Doç. Dr. İsmet Akça, Bahçeli’nin çıkışını değerlendirdi: Gerekeni yap ama üzerime gelme
Siyaset Bilimci Doç. Dr. İsmet Akça, Bahçeli'nin "normalleşme" söylemleriyle süren görüşmelere dair çıkışını değerlendirdi.
İsmet Akça
Serpil İLGÜN
İstanbul
MHP Lideri Devlet Bahçeli’nin, Cumhurbaşkanı-AKP Genel Başkanı Tayyip Erdoğan’ın önce CHP Lideri Özgür Özel’le, ardından öldürülen Ülkü Ocakları eski Genel Başkanı Sinan Ateş’in eşi Ayşe Ateş’le görüşmesinden bir gün sonra yaptığı bol mesajlı çıkışının yansımaları sürüyor. Bahçeli’nin normalleşme-yumuşama siyasetinin MHP’yi hedef aldığından AKP-CHP ittifakının kurulması önerisine, yaptığı açıklamalar AKP cephesinde dikkat çekici bir itidalle karşılanıp, Bahçeli ve MHP övgüleri yapılırken, MHP’li kurmaylar “MHP’yi ve Türkiye devletini hedef alan normalleşme operasyonu” şeklindeki sert açıklamalarla, Bahçeli’yi takip etmeyi sürdürüyor.
Bahçeli, neden bu çıkışı yaptı? Erdoğan’a rest mi çekiyor?
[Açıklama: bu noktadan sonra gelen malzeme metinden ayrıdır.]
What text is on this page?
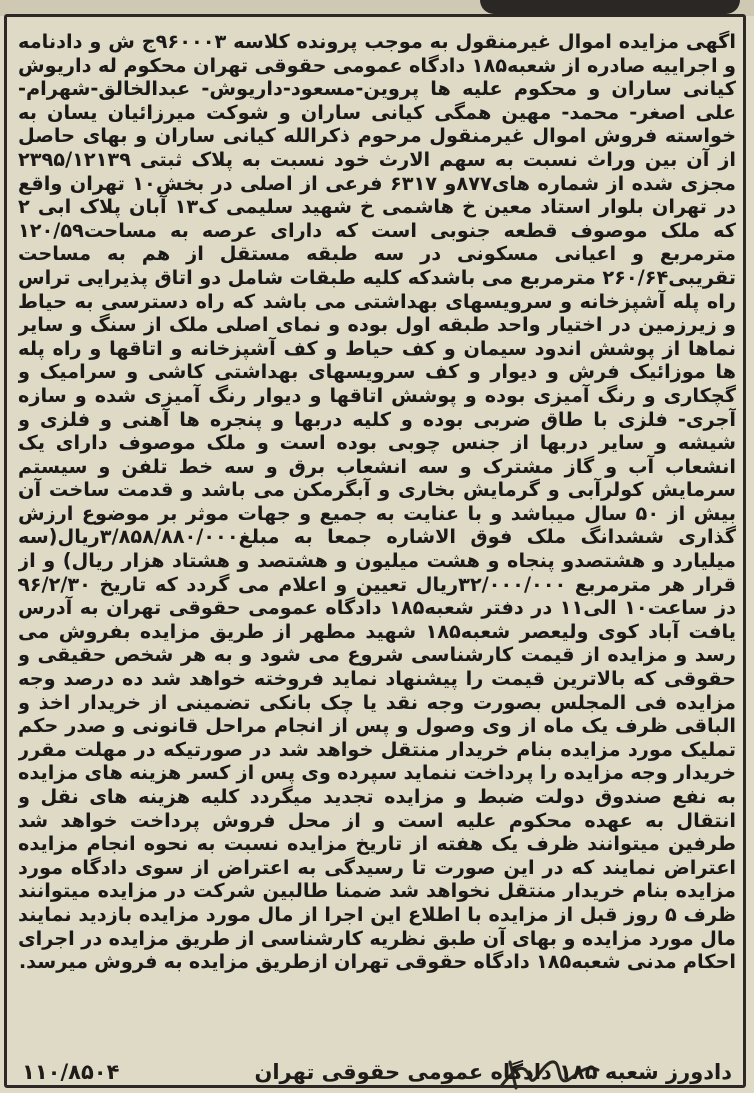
اگهی مزایده اموال غیرمنقول به موجب پرونده کلاسه ۹۶۰۰۰۳ج ش و دادنامه و اجراییه صادره از شعبه۱۸۵ دادگاه عمومی حقوقی تهران محکوم له داریوش کیانی ساران و محکوم علیه ها پروین-مسعود-داریوش- عبدالخالق-شهرام- علی اصغر- محمد- مهین همگی کیانی ساران و شوکت میرزائیان یسان به خواسته فروش اموال غیرمنقول مرحوم ذکرالله کیانی ساران و بهای حاصل از آن بین وراث نسبت به سهم الارث خود نسبت به پلاک ثبتی ۲۳۹۵/۱۲۱۳۹ مجزی شده از شماره های۸۷۷و ۶۳۱۷ فرعی از اصلی در بخش۱۰ تهران واقع در تهران بلوار استاد معین خ هاشمی خ شهید سلیمی ک۱۳ آبان پلاک ابی ۲ که ملک موصوف قطعه جنوبی است که دارای عرصه به مساحت۱۲۰/۵۹ مترمربع و اعیانی مسکونی در سه طبقه مستقل از هم به مساحت تقریبی۲۶۰/۶۴ مترمربع می باشدکه کلیه طبقات شامل دو اتاق پذیرایی تراس راه پله آشپزخانه و سرویسهای بهداشتی می باشد که راه دسترسی به حیاط و زیرزمین در اختیار واحد طبقه اول بوده و نمای اصلی ملک از سنگ و سایر نماها از پوشش اندود سیمان و کف حیاط و کف آشپزخانه و اتاقها و راه پله ها موزائیک فرش و دیوار و کف سرویسهای بهداشتی کاشی و سرامیک و گچکاری و رنگ آمیزی بوده و پوشش اتاقها و دیوار رنگ آمیزی شده و سازه آجری- فلزی با طاق ضربی بوده و کلیه دربها و پنجره ها آهنی و فلزی و شیشه و سایر دربها از جنس چوبی بوده است و ملک موصوف دارای یک انشعاب آب و گاز مشترک و سه انشعاب برق و سه خط تلفن و سیستم سرمایش کولرآبی و گرمایش بخاری و آبگرمکن می باشد و قدمت ساخت آن بیش از ۵۰ سال میباشد و با عنایت به جمیع و جهات موثر بر موضوع ارزش گذاری ششدانگ ملک فوق الاشاره جمعا به مبلغ۳/۸۵۸/۸۸۰/۰۰۰ریال(سه میلیارد و هشتصدو پنجاه و هشت میلیون و هشتصد و هشتاد هزار ریال) و از قرار هر مترمربع ۳۲/۰۰۰/۰۰۰ریال تعیین و اعلام می گردد که تاریخ ۹۶/۲/۳۰ دز ساعت۱۰ الی۱۱ در دفتر شعبه۱۸۵ دادگاه عمومی حقوقی تهران به آدرس یافت آباد کوی ولیعصر شعبه۱۸۵ شهید مطهر از طریق مزایده بفروش می رسد و مزایده از قیمت کارشناسی شروع می شود و به هر شخص حقیقی و حقوقی که بالاترین قیمت را پیشنهاد نماید فروخته خواهد شد ده درصد وجه مزایده فی المجلس بصورت وجه نقد یا چک بانکی تضمینی از خریدار اخذ و الباقی ظرف یک ماه از وی وصول و پس از انجام مراحل قانونی و صدر حکم تملیک مورد مزایده بنام خریدار منتقل خواهد شد در صورتیکه در مهلت مقرر خریدار وجه مزایده را پرداخت ننماید سپرده وی پس از کسر هزینه های مزایده به نفع صندوق دولت ضبط و مزایده تجدید میگردد کلیه هزینه های نقل و انتقال به عهده محکوم علیه است و از محل فروش پرداخت خواهد شد طرفین میتوانند ظرف یک هفته از تاریخ مزایده نسبت به نحوه انجام مزایده اعتراض نمایند که در این صورت تا رسیدگی به اعتراض از سوی دادگاه مورد مزایده بنام خریدار منتقل نخواهد شد ضمنا طالبین شرکت در مزایده میتوانند ظرف ۵ روز قبل از مزایده با اطلاع این اجرا از مال مورد مزایده بازدید نمایند مال مورد مزایده و بهای آن طبق نظریه کارشناسی از طریق مزایده در اجرای احکام مدنی شعبه۱۸۵ دادگاه حقوقی تهران ازطریق مزایده به فروش میرسد.

دادورز شعبه ۱۸۵ دادگاه عمومی حقوقی تهران
۱۱۰/۸۵۰۴
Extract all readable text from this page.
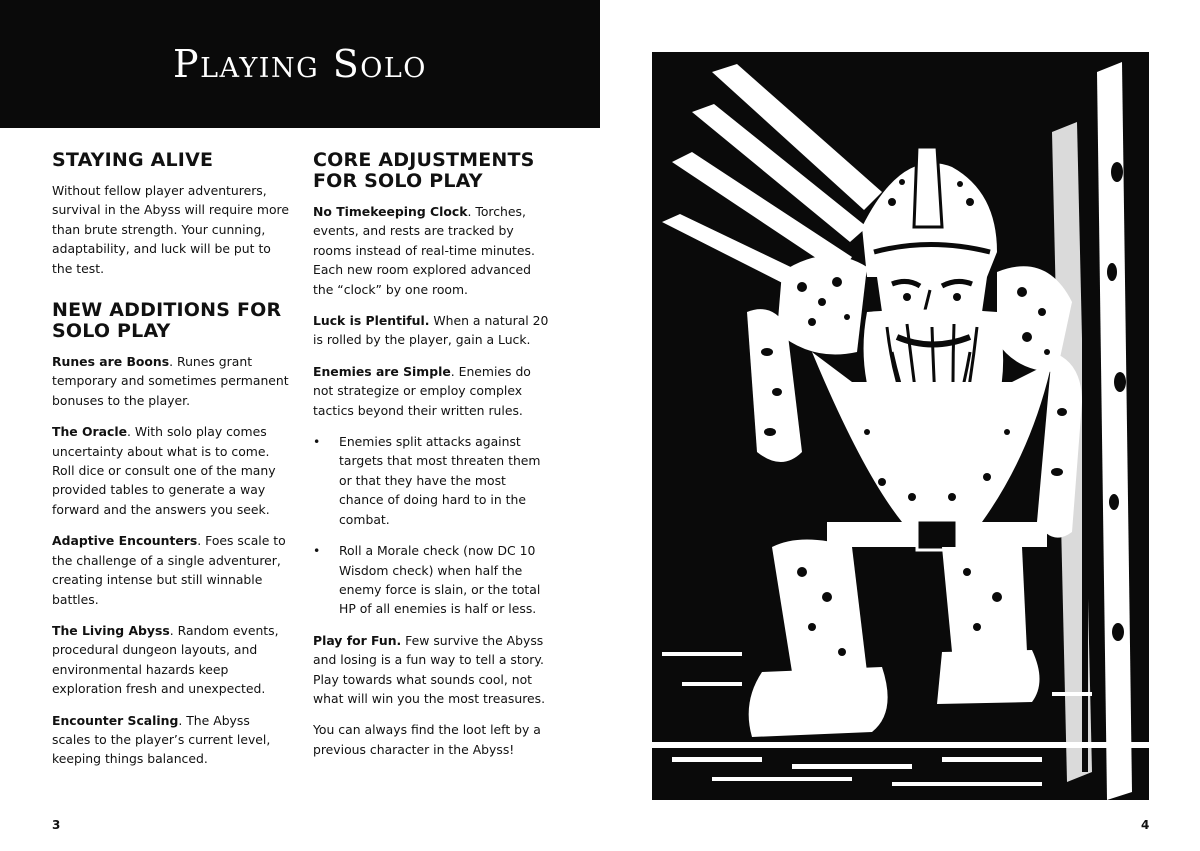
Playing Solo
STAYING ALIVE

Without fellow player adventurers, survival in the Abyss will require more than brute strength. Your cunning, adaptability, and luck will be put to the test.

NEW ADDITIONS FOR SOLO PLAY

Runes are Boons. Runes grant temporary and sometimes permanent bonuses to the player.

The Oracle. With solo play comes uncertainty about what is to come. Roll dice or consult one of the many provided tables to generate a way forward and the answers you seek.

Adaptive Encounters. Foes scale to the challenge of a single adventurer, creating intense but still winnable battles.

The Living Abyss. Random events, procedural dungeon layouts, and environmental hazards keep exploration fresh and unexpected.

Encounter Scaling. The Abyss scales to the player’s current level, keeping things balanced.

CORE ADJUSTMENTS FOR SOLO PLAY

No Timekeeping Clock. Torches, events, and rests are tracked by rooms instead of real-time minutes. Each new room explored advanced the “clock” by one room.

Luck is Plentiful. When a natural 20 is rolled by the player, gain a Luck.

Enemies are Simple. Enemies do not strategize or employ complex tactics beyond their written rules.

• Enemies split attacks against targets that most threaten them or that they have the most chance of doing hard to in the combat.
• Roll a Morale check (now DC 10 Wisdom check) when half the enemy force is slain, or the total HP of all enemies is half or less.

Play for Fun. Few survive the Abyss and losing is a fun way to tell a story. Play towards what sounds cool, not what will win you the most treasures.

You can always find the loot left by a previous character in the Abyss!

3	4
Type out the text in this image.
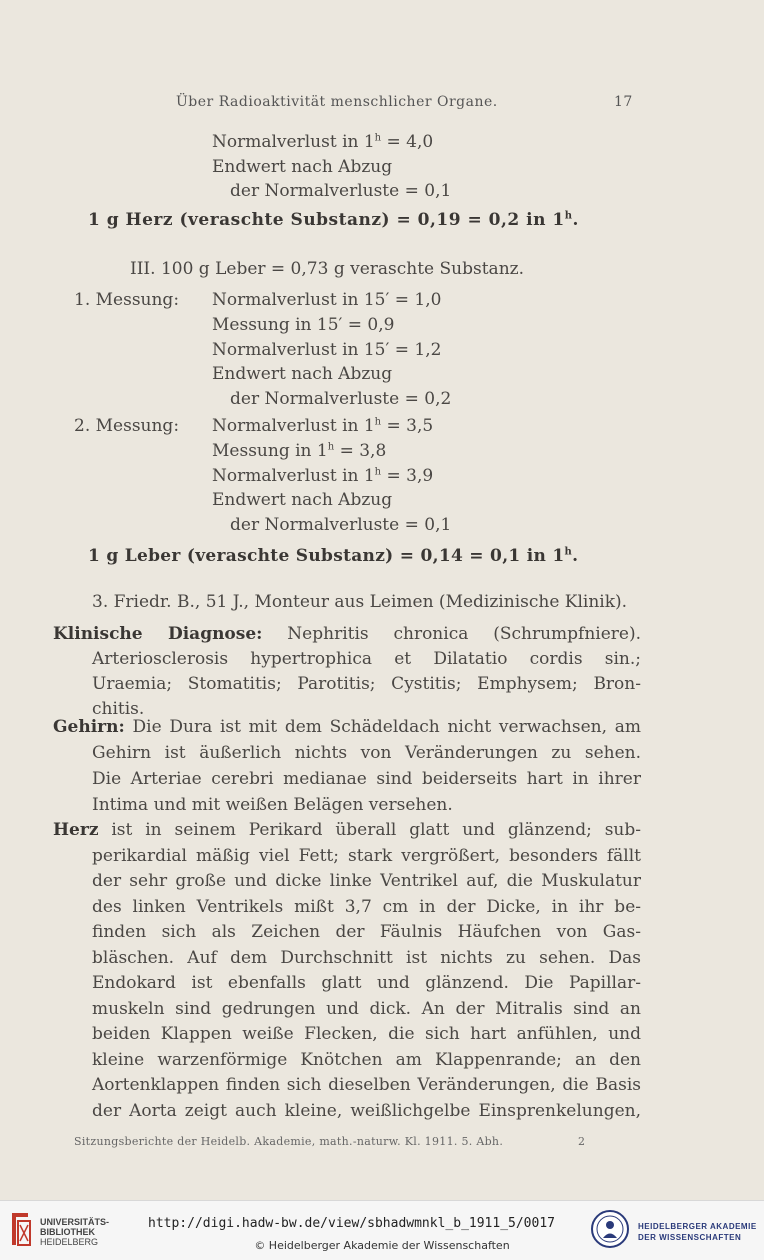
Über Radioaktivität menschlicher Organe.	17
Normalverlust in $1^h = 4,0$
Endwert nach Abzug
der Normalverluste = 0,1
1 g Herz (veraschte Substanz) = 0,19 = 0,2 in 1$^h$.
III. 100 g Leber = 0,73 g veraschte Substanz.
1. Messung: Normalverlust in 15′ = 1,0
Messung in 15′ = 0,9
Normalverlust in 15′ = 1,2
Endwert nach Abzug
der Normalverluste = 0,2
2. Messung: Normalverlust in $1^h = 3,5$
Messung in $1^h = 3,8$
Normalverlust in $1^h = 3,9$
Endwert nach Abzug
der Normalverluste = 0,1
1 g Leber (veraschte Substanz) = 0,14 = 0,1 in 1$^h$.
3. Friedr. B., 51 J., Monteur aus Leimen (Medizinische Klinik).
Klinische Diagnose: Nephritis chronica (Schrumpfniere).
Arteriosclerosis hypertrophica et Dilatatio cordis sin.;
Uraemia; Stomatitis; Parotitis; Cystitis; Emphysem; Bron-
chitis.
Gehirn: Die Dura ist mit dem Schädeldach nicht verwachsen, am
Gehirn ist äußerlich nichts von Veränderungen zu sehen.
Die Arteriae cerebri medianae sind beiderseits hart in ihrer
Intima und mit weißen Belägen versehen.
Herz ist in seinem Perikard überall glatt und glänzend; sub-
perikardial mäßig viel Fett; stark vergrößert, besonders fällt
der sehr große und dicke linke Ventrikel auf, die Muskulatur
des linken Ventrikels mißt 3,7 cm in der Dicke, in ihr be-
finden sich als Zeichen der Fäulnis Häufchen von Gas-
bläschen. Auf dem Durchschnitt ist nichts zu sehen. Das
Endokard ist ebenfalls glatt und glänzend. Die Papillar-
muskeln sind gedrungen und dick. An der Mitralis sind an
beiden Klappen weiße Flecken, die sich hart anfühlen, und
kleine warzenförmige Knötchen am Klappenrande; an den
Aortenklappen finden sich dieselben Veränderungen, die Basis
der Aorta zeigt auch kleine, weißlichgelbe Einsprenkelungen,
Sitzungsberichte der Heidelb. Akademie, math.-naturw. Kl. 1911. 5. Abh.	2
UNIVERSITÄTS-
BIBLIOTHEK
HEIDELBERG
http://digi.hadw-bw.de/view/sbhadwmnkl_b_1911_5/0017
© Heidelberger Akademie der Wissenschaften
HEIDELBERGER AKADEMIE
DER WISSENSCHAFTEN
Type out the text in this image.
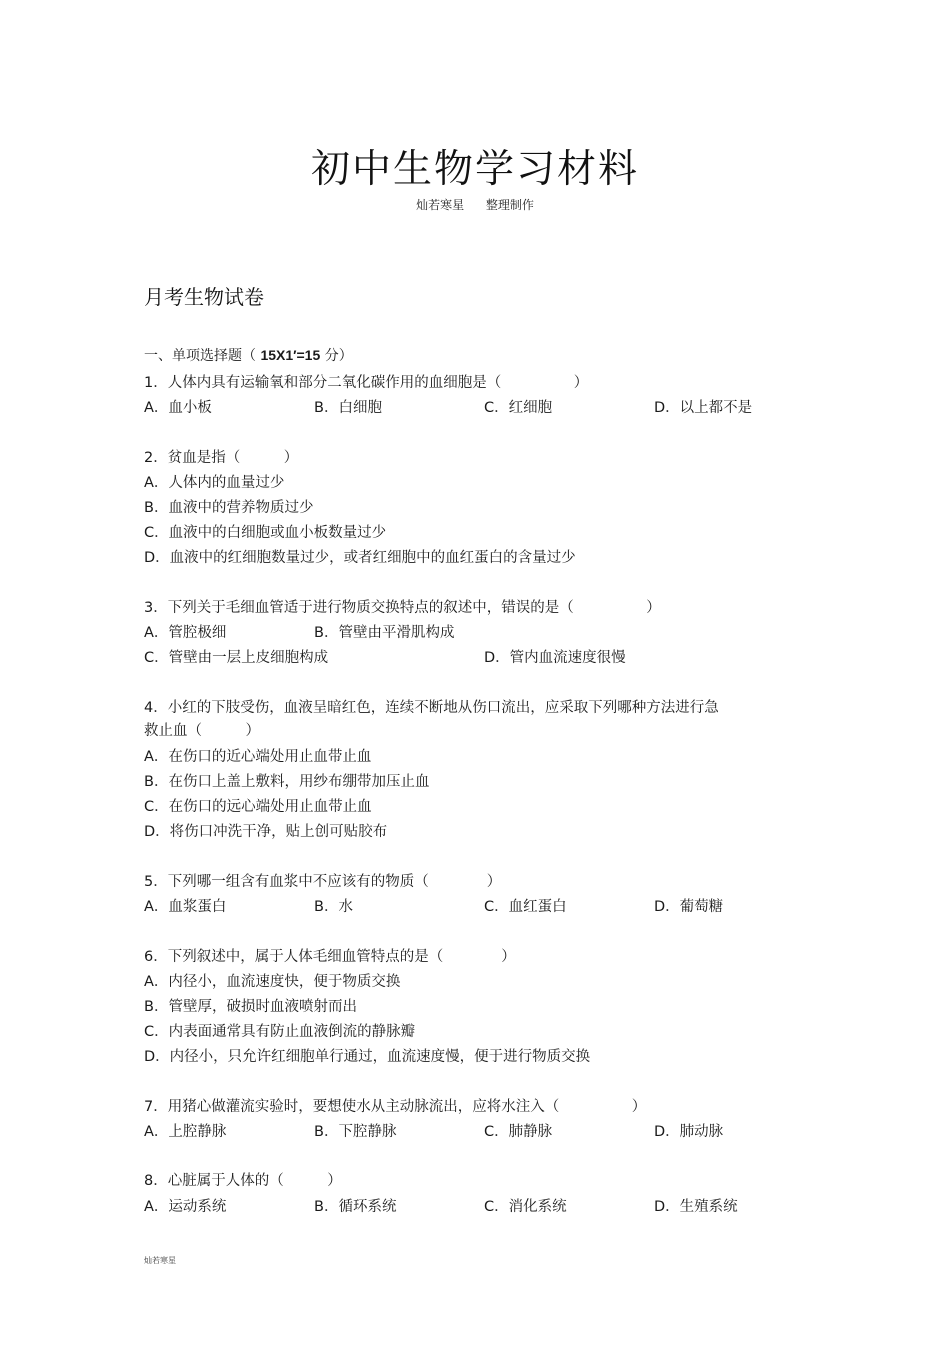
初中生物学习材料
灿若寒星 整理制作
月考生物试卷
一、单项选择题（ 15X1′=15 分）
1．人体内具有运输氧和部分二氧化碳作用的血细胞是（　　　　　）
A．血小板	B．白细胞	C．红细胞	D．以上都不是
2．贫血是指（　　　）
A．人体内的血量过少
B．血液中的营养物质过少
C．血液中的白细胞或血小板数量过少
D．血液中的红细胞数量过少，或者红细胞中的血红蛋白的含量过少
3．下列关于毛细血管适于进行物质交换特点的叙述中，错误的是（　　　　　）
A．管腔极细	B．管壁由平滑肌构成
C．管壁由一层上皮细胞构成	D．管内血流速度很慢
4．小红的下肢受伤，血液呈暗红色，连续不断地从伤口流出，应采取下列哪种方法进行急
救止血（　　　）
A．在伤口的近心端处用止血带止血
B．在伤口上盖上敷料，用纱布绷带加压止血
C．在伤口的远心端处用止血带止血
D．将伤口冲洗干净，贴上创可贴胶布
5．下列哪一组含有血浆中不应该有的物质（　　　　）
A．血浆蛋白	B．水	C．血红蛋白	D．葡萄糖
6．下列叙述中，属于人体毛细血管特点的是（　　　　）
A．内径小，血流速度快，便于物质交换
B．管壁厚，破损时血液喷射而出
C．内表面通常具有防止血液倒流的静脉瓣
D．内径小，只允许红细胞单行通过，血流速度慢，便于进行物质交换
7．用猪心做灌流实验时，要想使水从主动脉流出，应将水注入（　　　　　）
A．上腔静脉	B．下腔静脉	C．肺静脉	D．肺动脉
8．心脏属于人体的（　　　）
A．运动系统	B．循环系统	C．消化系统	D．生殖系统
灿若寒星
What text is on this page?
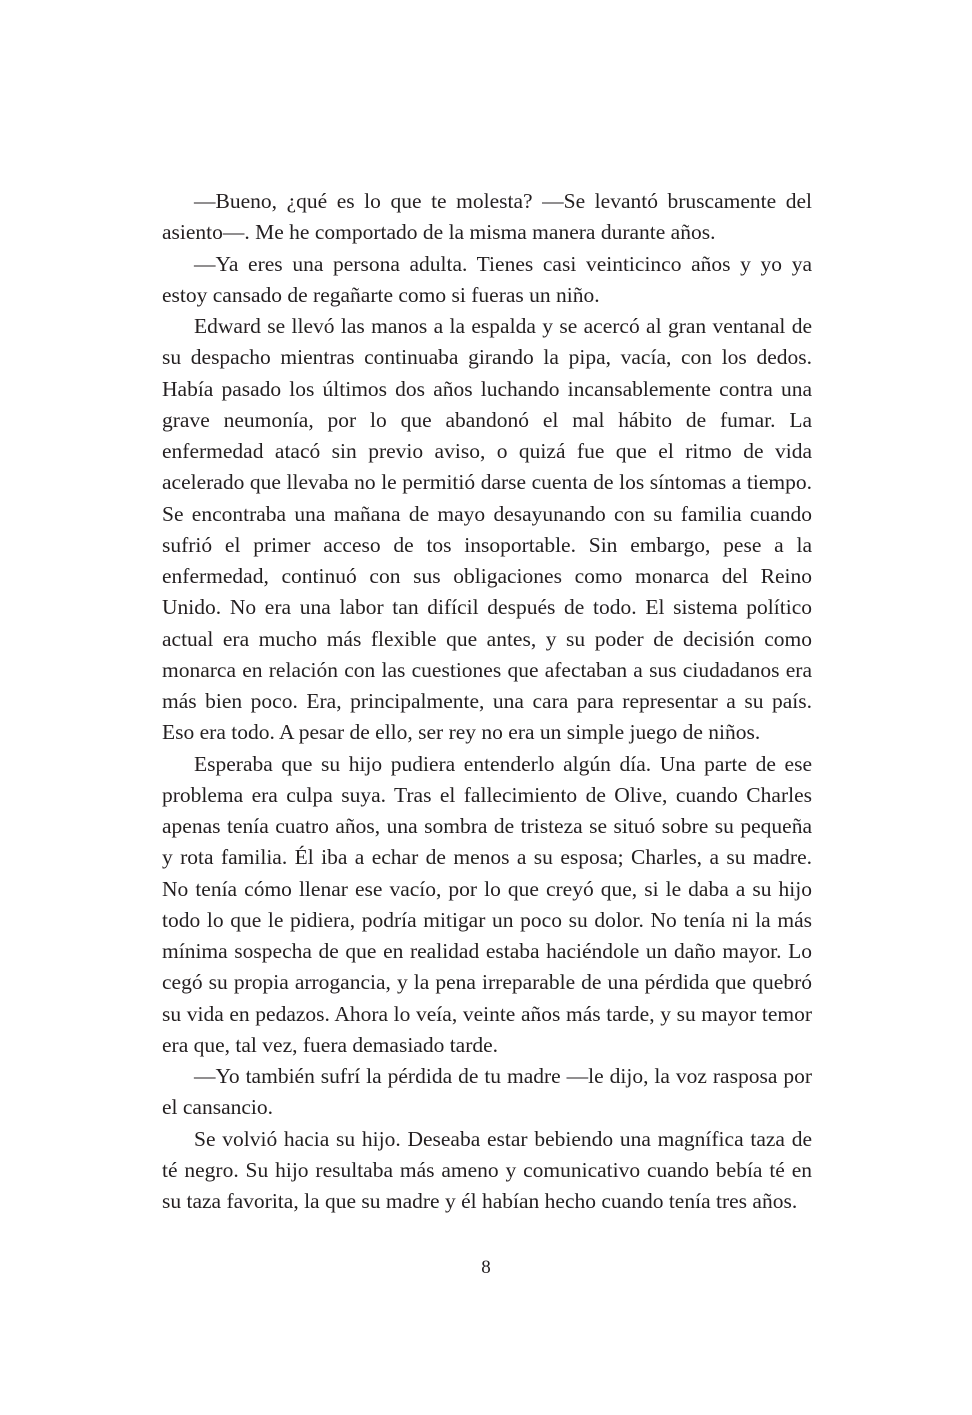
—Bueno, ¿qué es lo que te molesta? —Se levantó bruscamente del asiento—. Me he comportado de la misma manera durante años.

—Ya eres una persona adulta. Tienes casi veinticinco años y yo ya estoy cansado de regañarte como si fueras un niño.

Edward se llevó las manos a la espalda y se acercó al gran ventanal de su despacho mientras continuaba girando la pipa, vacía, con los dedos. Había pasado los últimos dos años luchando incansablemente contra una grave neumonía, por lo que abandonó el mal hábito de fumar. La enfermedad atacó sin previo aviso, o quizá fue que el ritmo de vida acelerado que llevaba no le permitió darse cuenta de los síntomas a tiempo. Se encontraba una mañana de mayo desayunando con su familia cuando sufrió el primer acceso de tos insoportable. Sin embargo, pese a la enfermedad, continuó con sus obligaciones como monarca del Reino Unido. No era una labor tan difícil después de todo. El sistema político actual era mucho más flexible que antes, y su poder de decisión como monarca en relación con las cuestiones que afectaban a sus ciudadanos era más bien poco. Era, principalmente, una cara para representar a su país. Eso era todo. A pesar de ello, ser rey no era un simple juego de niños.

Esperaba que su hijo pudiera entenderlo algún día. Una parte de ese problema era culpa suya. Tras el fallecimiento de Olive, cuando Charles apenas tenía cuatro años, una sombra de tristeza se situó sobre su pequeña y rota familia. Él iba a echar de menos a su esposa; Charles, a su madre. No tenía cómo llenar ese vacío, por lo que creyó que, si le daba a su hijo todo lo que le pidiera, podría mitigar un poco su dolor. No tenía ni la más mínima sospecha de que en realidad estaba haciéndole un daño mayor. Lo cegó su propia arrogancia, y la pena irreparable de una pérdida que quebró su vida en pedazos. Ahora lo veía, veinte años más tarde, y su mayor temor era que, tal vez, fuera demasiado tarde.

—Yo también sufrí la pérdida de tu madre —le dijo, la voz rasposa por el cansancio.

Se volvió hacia su hijo. Deseaba estar bebiendo una magnífica taza de té negro. Su hijo resultaba más ameno y comunicativo cuando bebía té en su taza favorita, la que su madre y él habían hecho cuando tenía tres años.

8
AKP içinde MHP’den memnun olmayanlar kimler? AKP-CHP ittifakını neden önerdi? Bahçeli’nin sonraki adımı erken seçim çağrısı olur mu? Sermaye nasıl bir tutum alır?
Bahçeli açıklamalarının “şifrelerini” Siyaset Bilimci Doç. Dr. İsmet Akça ile konuştuk. Erdoğan’ın normalleşme-yumuşama söylemlerinden Şimşek programını uygulama yolunda zaman kazanmak için yararlandığını vurgulayan Akça “Bahçeli’nin mesajında şu da var; tabii ki görüşmeler yapabilirsin. Bunlar belli bir sürecin ihtiyaçlarıdır ama başka konularda bizim üzerimize gelme” diyor.
Siyaset, Devlet Bahçeli’nin çıkışını tartışmayı sürdürüyor. Sizce Bahçeli’nin çıkışının kaynağında ne var? Bahçeli kime ne mesaj verdi?
Bahçeli, Cumhur İttifakı içinde var olan gerilime ve Erdoğan’ın 31 Mart seçim yenilgisi sonrası attığı birtakım adımlara cevaben konuştu. Erdoğan bu ittifakı bitirmek değilse bile, en azından MHP’yi biraz dizginlemek, dengelemek, MHP’nin kazandığı gücü biraz bükmek istiyor.
Erdoğan buna neden ihtiyaç duyuyor?
Birincisi, yerel seçim yenilgisi Erdoğan’a “bir şeyler yapmam gerekiyor” dedirtti. 2002’den beri ilk kez seçimden birinci parti çıkamadı, bu önemli bir sonuç. Şimşek programı dediğimiz sermaye programının bedelini geniş halk kesimleri ödüyor. Erdoğan 2023 seçimlerinde bunu yönetebilmek üzere bazı hamleler yapmış, seçim ekonomisi uygulamalarını devreye sokmuştu ama 31 Mart’ta bunu yapamadı. Bunun sonucu da 31 Mart seçim sonuçları oldu. Bu sonuçlar Erdoğan'ın belli adımlar atmasını gerektiriyor. Programın uygulanabilmesi için siyasal ve toplumsal mutabakatı genişletmek istiyor.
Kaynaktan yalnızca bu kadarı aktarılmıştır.